The question of what happens to your job when you’re on WorkCover is a common one. It is complex as it involves not only WorkCover laws but employment and discrimination laws. There is also a lot of misunderstanding regarding an employer’s duty to hold a worker’s position open when they are injured or ill.
In this blog, we’ll explain what your legal protections are.
Employment law and WorkCover law
There are different protections under employment law, discrimination law and WorkCover law. In Victoria, we have our own WorkCover legislation but our employment and discrimination law is governed by Commonwealth legislation.
Under employment law, you are entitled to protection from dismissal for a temporary absence or illness, which as a general rule is a three month period, or three months off over a period of 12 months.
Under WorkCover law, there is a 52 week period from when a claim for weekly payments is made where the employer is required to provide “suitable work”. This means that the employer is obliged to the extent that it is reasonable to do so, to provide a worker with modified duties or hours. This means that within reason they have to try and provide modified work and if necessary modified hours for the worker to be able to remain at the workplace.
The suitable work could be quite different from the work you normally do. Also, different employers have different attitudes regarding this period, some are very keen to have a worker back doing any type of work where others are only interested in the worker performing their pre-injury duties.
You should note that this does not mean that the WorkCover law protects your job within the first 52 weeks. An employer could still terminate your employment within that time period but they would be open to the consequences of a potential unfair dismissal claim or discrimination claim.

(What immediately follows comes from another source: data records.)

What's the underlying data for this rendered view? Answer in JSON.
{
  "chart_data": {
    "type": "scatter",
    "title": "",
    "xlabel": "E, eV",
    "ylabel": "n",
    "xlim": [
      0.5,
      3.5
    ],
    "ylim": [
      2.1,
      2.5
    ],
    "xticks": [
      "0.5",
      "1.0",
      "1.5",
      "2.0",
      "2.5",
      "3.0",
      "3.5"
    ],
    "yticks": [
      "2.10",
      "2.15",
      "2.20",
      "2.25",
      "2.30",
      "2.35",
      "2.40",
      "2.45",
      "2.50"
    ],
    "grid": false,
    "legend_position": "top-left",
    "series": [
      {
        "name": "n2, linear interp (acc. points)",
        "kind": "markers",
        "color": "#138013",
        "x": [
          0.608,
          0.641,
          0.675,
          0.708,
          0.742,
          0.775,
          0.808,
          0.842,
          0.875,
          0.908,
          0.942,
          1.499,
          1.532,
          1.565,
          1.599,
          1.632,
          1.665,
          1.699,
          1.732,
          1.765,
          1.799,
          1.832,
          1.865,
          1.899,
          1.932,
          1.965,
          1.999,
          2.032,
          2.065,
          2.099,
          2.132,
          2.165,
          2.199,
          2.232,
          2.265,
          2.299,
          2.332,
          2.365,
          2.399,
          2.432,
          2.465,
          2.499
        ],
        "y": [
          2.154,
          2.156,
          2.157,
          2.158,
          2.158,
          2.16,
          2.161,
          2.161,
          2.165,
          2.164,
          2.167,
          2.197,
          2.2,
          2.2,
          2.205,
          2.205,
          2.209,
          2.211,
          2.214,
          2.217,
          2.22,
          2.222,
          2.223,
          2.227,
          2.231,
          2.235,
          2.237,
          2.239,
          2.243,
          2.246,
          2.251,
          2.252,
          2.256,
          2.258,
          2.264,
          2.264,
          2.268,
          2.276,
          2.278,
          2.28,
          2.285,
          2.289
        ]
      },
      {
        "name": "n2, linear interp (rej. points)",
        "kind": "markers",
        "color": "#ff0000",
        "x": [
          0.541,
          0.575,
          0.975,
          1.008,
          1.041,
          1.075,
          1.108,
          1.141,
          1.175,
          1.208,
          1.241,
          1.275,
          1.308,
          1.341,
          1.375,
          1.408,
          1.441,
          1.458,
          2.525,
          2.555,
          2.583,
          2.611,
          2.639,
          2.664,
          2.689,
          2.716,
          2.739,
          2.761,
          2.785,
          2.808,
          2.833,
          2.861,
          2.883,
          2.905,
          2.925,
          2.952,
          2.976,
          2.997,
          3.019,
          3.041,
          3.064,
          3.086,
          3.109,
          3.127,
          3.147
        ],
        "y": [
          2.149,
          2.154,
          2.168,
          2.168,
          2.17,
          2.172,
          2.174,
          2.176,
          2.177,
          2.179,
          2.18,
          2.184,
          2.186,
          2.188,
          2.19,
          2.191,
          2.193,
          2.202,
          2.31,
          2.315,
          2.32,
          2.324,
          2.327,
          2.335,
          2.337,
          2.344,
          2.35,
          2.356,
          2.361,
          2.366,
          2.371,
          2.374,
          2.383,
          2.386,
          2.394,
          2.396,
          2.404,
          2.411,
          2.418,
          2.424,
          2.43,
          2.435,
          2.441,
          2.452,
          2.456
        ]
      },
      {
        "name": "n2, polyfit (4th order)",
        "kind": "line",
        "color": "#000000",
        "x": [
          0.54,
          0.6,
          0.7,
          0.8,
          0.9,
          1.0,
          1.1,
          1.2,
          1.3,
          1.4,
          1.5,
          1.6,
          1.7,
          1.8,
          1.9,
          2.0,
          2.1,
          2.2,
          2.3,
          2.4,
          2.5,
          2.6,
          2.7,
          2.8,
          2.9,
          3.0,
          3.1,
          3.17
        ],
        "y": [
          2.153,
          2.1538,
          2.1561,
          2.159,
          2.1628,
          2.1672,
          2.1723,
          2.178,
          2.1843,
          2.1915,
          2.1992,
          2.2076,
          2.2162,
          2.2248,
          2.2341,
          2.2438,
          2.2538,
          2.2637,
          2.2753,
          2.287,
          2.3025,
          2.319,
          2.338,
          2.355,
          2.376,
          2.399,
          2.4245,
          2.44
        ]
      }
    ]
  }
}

Nor does this does not mean your employment is automatically at an end after the 52 week obligation period ends. All it means is that the employer is no longer obliged under the WorkCover law to provide you with suitable work. If they were offering you suitable work there is nothing to prevent them to continue to do so after the first 52 weeks.
More often than not however suitable duties are withdrawn by the employer once the 52 week period has finished. Again, that does not mean your employment has been terminated, simply that the employer has withdrawn the modified duties that the worker has been doing. If this occurs then the worker can remain on weekly payments while not working and is still employed by the employer.

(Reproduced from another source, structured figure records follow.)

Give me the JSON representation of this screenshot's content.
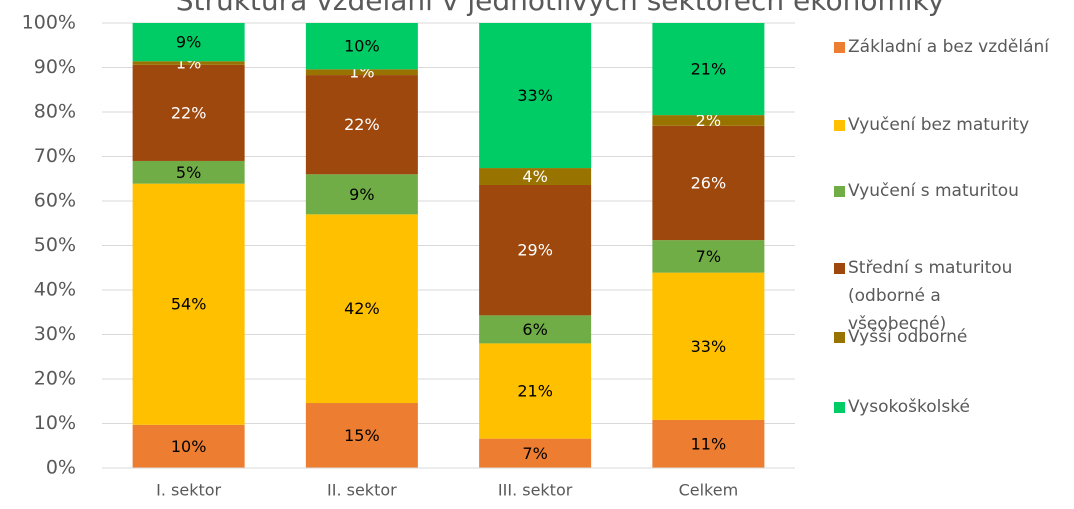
{
  "chart_data": {
    "type": "stacked_bar",
    "title": "Struktura vzdělání v jednotlivých sektorech ekonomiky",
    "categories": [
      "I. sektor",
      "II. sektor",
      "III. sektor",
      "Celkem"
    ],
    "series": [
      {
        "name": "Základní a bez vzdělání",
        "color": "#ED7D31",
        "label_color": "#000000",
        "values": [
          9.7,
          14.6,
          6.6,
          10.8
        ],
        "value_labels": [
          "10%",
          "15%",
          "7%",
          "11%"
        ]
      },
      {
        "name": "Vyučení bez maturity",
        "color": "#FFC000",
        "label_color": "#000000",
        "values": [
          54.2,
          42.4,
          21.4,
          33.1
        ],
        "value_labels": [
          "54%",
          "42%",
          "21%",
          "33%"
        ]
      },
      {
        "name": "Vyučení s maturitou",
        "color": "#70AD47",
        "label_color": "#000000",
        "values": [
          5.1,
          9.0,
          6.3,
          7.3
        ],
        "value_labels": [
          "5%",
          "9%",
          "6%",
          "7%"
        ]
      },
      {
        "name": "Střední s maturitou (odborné a všeobecné)",
        "color": "#9E480E",
        "label_color": "#ffffff",
        "values": [
          21.6,
          22.3,
          29.3,
          25.7
        ],
        "value_labels": [
          "22%",
          "22%",
          "29%",
          "26%"
        ]
      },
      {
        "name": "Vyšší odborné",
        "color": "#997300",
        "label_color": "#ffffff",
        "values": [
          0.8,
          1.3,
          3.8,
          2.4
        ],
        "value_labels": [
          "1%",
          "1%",
          "4%",
          "2%"
        ]
      },
      {
        "name": "Vysokoškolské",
        "color": "#00CC66",
        "label_color": "#000000",
        "values": [
          8.6,
          10.4,
          32.6,
          20.7
        ],
        "value_labels": [
          "9%",
          "10%",
          "33%",
          "21%"
        ]
      }
    ],
    "ylim": [
      0,
      100
    ],
    "yticks": [
      {
        "value": 0,
        "label": "0%"
      },
      {
        "value": 10,
        "label": "10%"
      },
      {
        "value": 20,
        "label": "20%"
      },
      {
        "value": 30,
        "label": "30%"
      },
      {
        "value": 40,
        "label": "40%"
      },
      {
        "value": 50,
        "label": "50%"
      },
      {
        "value": 60,
        "label": "60%"
      },
      {
        "value": 70,
        "label": "70%"
      },
      {
        "value": 80,
        "label": "80%"
      },
      {
        "value": 90,
        "label": "90%"
      },
      {
        "value": 100,
        "label": "100%"
      }
    ],
    "grid": true
  }
}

What happens in the long term?
In cases of extended incapacity for work, the employer under the Commonwealth discrimination law is required to make reasonable adjustments to allow the worker to do their pre-injury job.

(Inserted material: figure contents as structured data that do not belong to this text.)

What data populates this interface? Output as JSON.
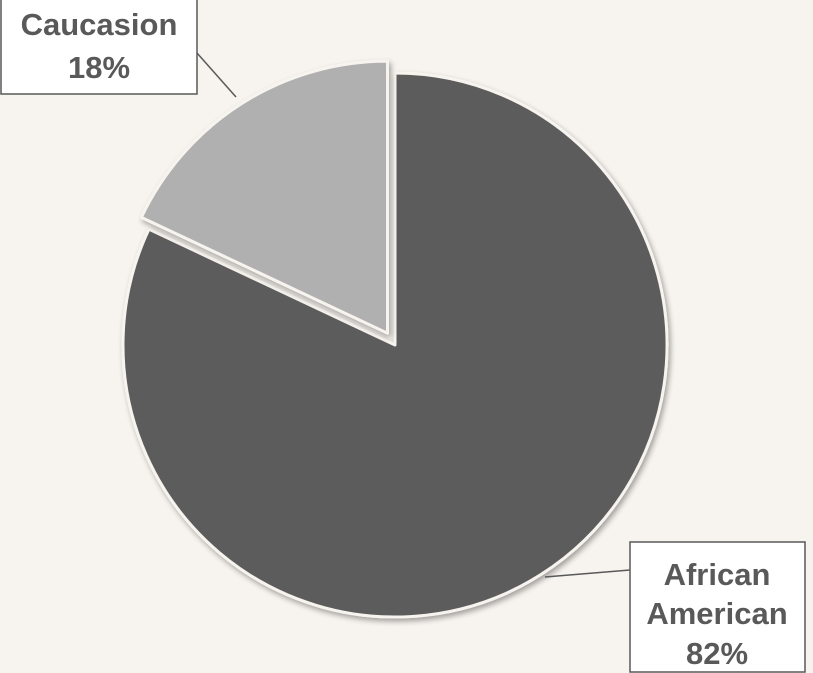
{
  "chart_data": {
    "type": "pie",
    "slices": [
      {
        "category": "African American",
        "percent_label": "82%",
        "value": 82,
        "color": "#5c5c5c",
        "exploded": false
      },
      {
        "category": "Caucasion",
        "percent_label": "18%",
        "value": 18,
        "color": "#b0b0b0",
        "exploded": true
      }
    ],
    "start_angle_deg": 0,
    "direction": "clockwise",
    "legend": "none",
    "background_color": "#f7f4ef",
    "label_box_color": "#ffffff",
    "label_text_color": "#595959",
    "leader_line_color": "#595959",
    "slice_border_color": "#f7f4ef"
  }
}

What is and what isn’t a “reasonable” adjustment will vary from case to case. As an example, if the reasonable modifications to the job meant the worker required assistance for ten minutes each workday to perform a certain task, it is likely to be considered to be a reasonable adjustment. If the worker would need assistance for two hours a day, then very likely it would not be considered reasonable.
There is nothing in the WorkCover legislation preventing an employer from terminating a workers employment, but you can’t be victimised because you have a WorkCover claim. As an example, if the employer terminated your job solely because you were on WorkCover, rather than because there were no reasonable adjustments that could be made to allow you to remain at work, you would have a claim under the victimisation provisions.
Review in the event of long term injury or illness
A common method for the employer to follow in cases of long term injury or illness are:
- review the medical material from the treating doctors that has been provided to them
- meet with the worker to discuss any possibility of returning to pre-injury duties
- then, writing to the worker asking them to provide any medical information detailing when they may be able to return to their pre-injury employment
- if the medical information confirms that the worker cannot return to pre-injury work, then either meeting with the worker again or moving directly to the termination of the worker’s employment.
If your employment is terminated on this basis, it does not mean that your WorkCover claim is at an end or that you will cease receiving WorkCover benefits. In most cases, your continued employment with the injury employer is irrelevant to whether you are entitled to receive WorkCover benefits.
To work through an example, imagine a worker is off work on WorkCover payments for a period of 18 months. The employer provides suitable work within the first 12 months but at the end of that period withdraws the suitable work. For the next six months, the worker remains on weekly payments but is not actively working for the employer.
At the 18 month mark the employer follows the process outlined above and as the worker cannot provide any information that they will be able to return to their pre-injury duties at a later time, terminates the worker’s employment. In the circumstances, the worker will still be entitled to the full range of WorkCover benefits.